Department of Biochemistry and Molecular Biology, Tel-Aviv University, Ramat Aviv 69978, Israel.
Bioinformatics. 2011 Dec 1;27(23):3286-92. doi: 10.1093/bioinformatics/btr576. Epub 2011 Oct 13.
Accurate prediction of protein stability is important for understanding the molecular underpinnings of diseases and for the design of new proteins. We introduce a novel approach for the prediction of changes in protein stability that arise from a single-site amino acid substitution; the approach uses available data on mutations occurring in the same position and in other positions. Our algorithm, named Pro-Maya (Protein Mutant stAbilitY Analyzer), combines a collaborative filtering baseline model, Random Forests regression and a diverse set of features. Pro-Maya predicts the stability free energy difference of mutant versus wild type, denoted as ΔΔG.
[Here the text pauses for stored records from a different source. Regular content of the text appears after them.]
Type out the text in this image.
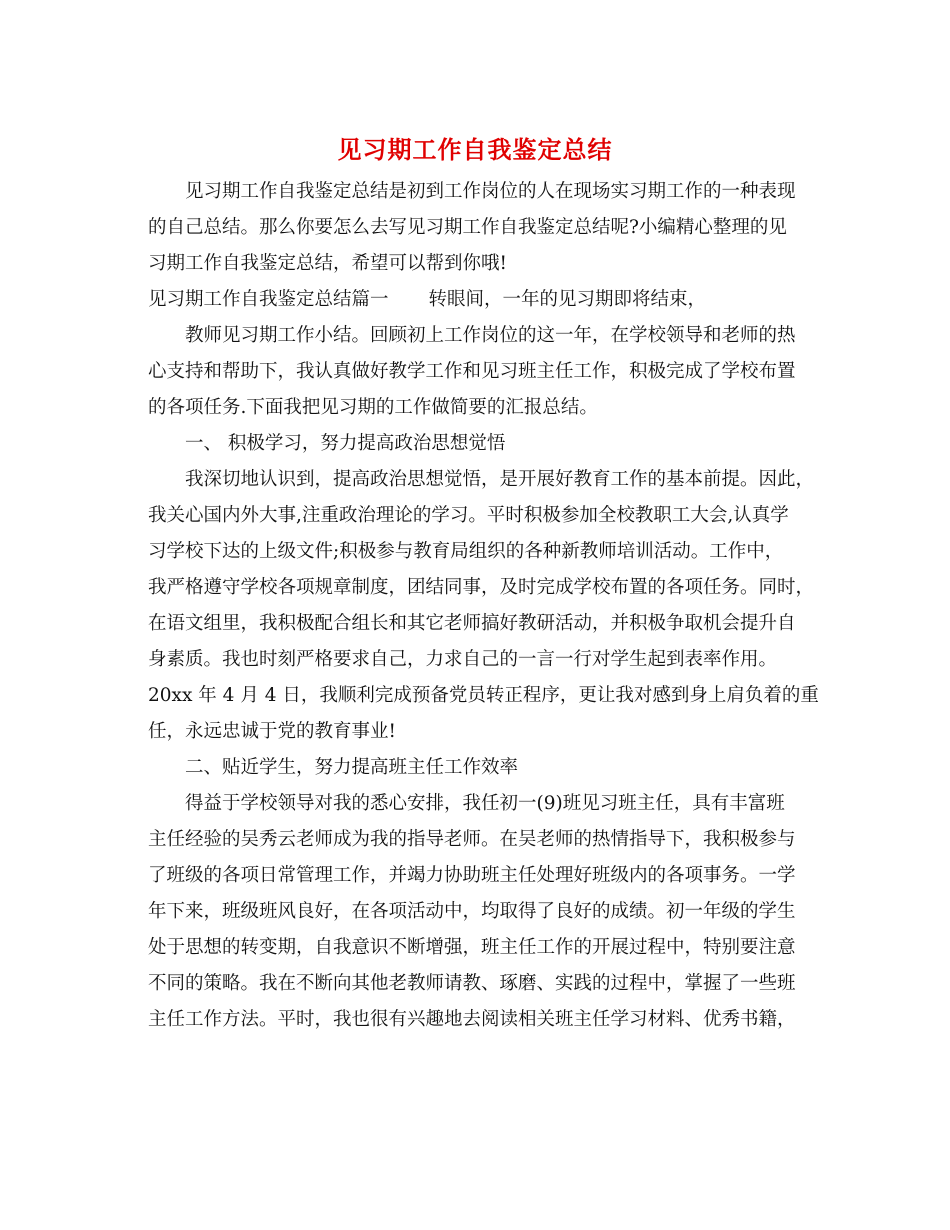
见习期工作自我鉴定总结
见习期工作自我鉴定总结是初到工作岗位的人在现场实习期工作的一种表现
的自己总结。那么你要怎么去写见习期工作自我鉴定总结呢?小编精心整理的见
习期工作自我鉴定总结，希望可以帮到你哦!
见习期工作自我鉴定总结篇一 转眼间，一年的见习期即将结束，
教师见习期工作小结。回顾初上工作岗位的这一年，在学校领导和老师的热
心支持和帮助下，我认真做好教学工作和见习班主任工作，积极完成了学校布置
的各项任务.下面我把见习期的工作做简要的汇报总结。
一、 积极学习，努力提高政治思想觉悟
我深切地认识到，提高政治思想觉悟，是开展好教育工作的基本前提。因此，
我关心国内外大事,注重政治理论的学习。平时积极参加全校教职工大会,认真学
习学校下达的上级文件;积极参与教育局组织的各种新教师培训活动。工作中，
我严格遵守学校各项规章制度，团结同事，及时完成学校布置的各项任务。同时，
在语文组里，我积极配合组长和其它老师搞好教研活动，并积极争取机会提升自
身素质。我也时刻严格要求自己，力求自己的一言一行对学生起到表率作用。
20xx 年 4 月 4 日，我顺利完成预备党员转正程序，更让我对感到身上肩负着的重
任，永远忠诚于党的教育事业!
二、贴近学生，努力提高班主任工作效率
得益于学校领导对我的悉心安排，我任初一(9)班见习班主任，具有丰富班
主任经验的吴秀云老师成为我的指导老师。在吴老师的热情指导下，我积极参与
了班级的各项日常管理工作，并竭力协助班主任处理好班级内的各项事务。一学
年下来，班级班风良好，在各项活动中，均取得了良好的成绩。初一年级的学生
处于思想的转变期，自我意识不断增强，班主任工作的开展过程中，特别要注意
不同的策略。我在不断向其他老教师请教、琢磨、实践的过程中，掌握了一些班
主任工作方法。平时，我也很有兴趣地去阅读相关班主任学习材料、优秀书籍，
We evaluated our algorithm extensively using cross-validation on two previously utilized datasets of single amino acid mutations and a (third) validation set. The results indicate that using known ΔΔG values of mutations at the query position improves the accuracy of ΔΔG predictions for other mutations in that position. The accuracy of our predictions in such cases significantly surpasses that of similar methods, achieving, e.g. a Pearson's correlation coefficient of 0.79 and a root mean square error of 0.96 on the validation set. Because Pro-Maya uses a diverse set of features, including predictions using two other methods, it also performs slightly better than other methods in the absence of additional experimental data on the query positions.
Pro-Maya is freely available via web server at http://bental.tau.ac.il/ProMaya.
nirb@tauex.tau.ac.il; wolf@cs.tau.ac.il
Supplementary data are available at Bioinformatics online.
准确预测蛋白质稳定性对于理解疾病的分子基础以及设计新蛋白质至关重要。我们引入了一种新的方法来预测单个氨基酸取代引起的蛋白质稳定性变化;该方法使用了在相同位置和其他位置发生的突变的可用数据。我们的算法名为 Pro-Maya(蛋白质突变稳定性分析器),它结合了协同过滤基线模型、随机森林回归和一组多样化的特征。Pro-Maya 预测突变体与野生型的稳定性自由能差异,记为 ΔΔG。
我们在两个先前使用的单氨基酸突变数据集和一个(第三个)验证集上进行了广泛的交叉验证,评估了我们的算法。结果表明,使用查询位置处已知的突变 ΔΔG 值可以提高该位置其他突变的 ΔΔG 预测准确性。在这种情况下,我们的预测准确性明显优于类似的方法,例如在验证集上达到了 0.79 的 Pearson 相关系数和 0.96 的均方根误差。由于 Pro-Maya 使用了一组多样化的特征,包括使用另外两种方法的预测,因此在没有查询位置的额外实验数据的情况下,它的性能也略优于其他方法。
Pro-Maya 可通过 web 服务器免费使用,网址为 http://bental.tau.ac.il/ProMaya。
nirb@tauex.tau.ac.il;wolf@cs.tau.ac.il
补充数据可在 Bioinformatics 在线获取。